Frequently Asked Questions

How does the Trimble S Series stand out from other Robotic Total Stations?

The Trimble S Series is particularly well regarded for its MagDrive servo system, its depth of software integration with Trimble Access, Business Center, and Trimble Connect, and the breadth of UK and Ireland support available through KOREC as the authorised Trimble dealer. For a detailed look at what makes the S Series the right choice for survey and construction professionals, our guide on choosing a robotic total station covers specifications, features, and practical considerations in full.

Can the Trimble S5 be upgraded later?

The Trimble S5 is available with a range of factory-fit options including different angular accuracy tiers and AutoLock or robotic operation. Post-purchase upgrades are more limited, so it is worth discussing your likely future requirements with the KOREC team before specifying the initial order to ensure the configuration leaves room to grow.

Is Trimble Access included with the instrument?

Trimble Access is licensed separately and runs on a compatible Trimble data collector. KOREC can advise on the most appropriate controller and software licence combination for your workflow, and supply the complete system as a single package if required.

What support does KOREC provide after purchase?

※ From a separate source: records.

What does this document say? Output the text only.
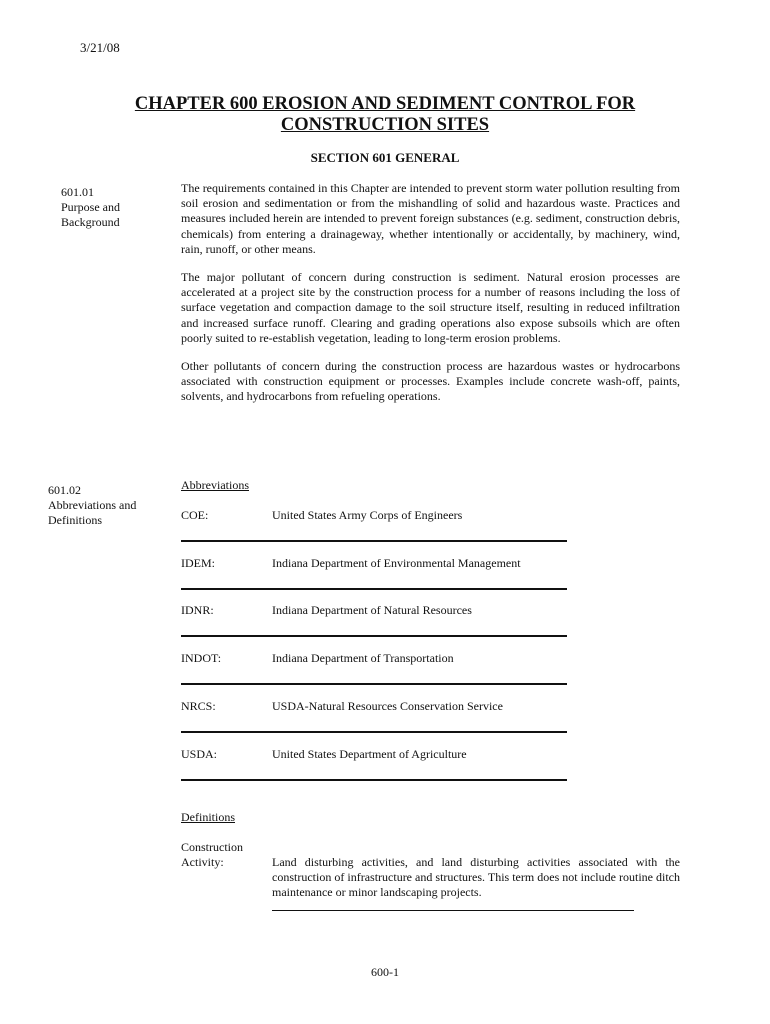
3/21/08
CHAPTER 600 EROSION AND SEDIMENT CONTROL FOR
CONSTRUCTION SITES
SECTION 601 GENERAL
601.01
Purpose and
Background
The requirements contained in this Chapter are intended to prevent storm water pollution resulting from soil erosion and sedimentation or from the mishandling of solid and hazardous waste. Practices and measures included herein are intended to prevent foreign substances (e.g. sediment, construction debris, chemicals) from entering a drainageway, whether intentionally or accidentally, by machinery, wind, rain, runoff, or other means.
The major pollutant of concern during construction is sediment. Natural erosion processes are accelerated at a project site by the construction process for a number of reasons including the loss of surface vegetation and compaction damage to the soil structure itself, resulting in reduced infiltration and increased surface runoff. Clearing and grading operations also expose subsoils which are often poorly suited to re-establish vegetation, leading to long-term erosion problems.
Other pollutants of concern during the construction process are hazardous wastes or hydrocarbons associated with construction equipment or processes. Examples include concrete wash-off, paints, solvents, and hydrocarbons from refueling operations.
601.02
Abbreviations and
Definitions
Abbreviations
COE:	United States Army Corps of Engineers
IDEM:	Indiana Department of Environmental Management
IDNR:	Indiana Department of Natural Resources
INDOT:	Indiana Department of Transportation
NRCS:	USDA-Natural Resources Conservation Service
USDA:	United States Department of Agriculture
Definitions
Construction
Activity:	Land disturbing activities, and land disturbing activities associated with the construction of infrastructure and structures. This term does not include routine ditch maintenance or minor landscaping projects.
600-1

KOREC provides ongoing support through a dedicated account management team, UK and Ireland based calibration and repair workshops, access to Trimble software updates, and the option of KOREC Care Packages that bundle calibration, servicing, and loan instrument cover into a predictable annual cost. For teams working across construction, surveying, and mapping and GIS applications, that support structure is designed to keep instruments performing and projects moving.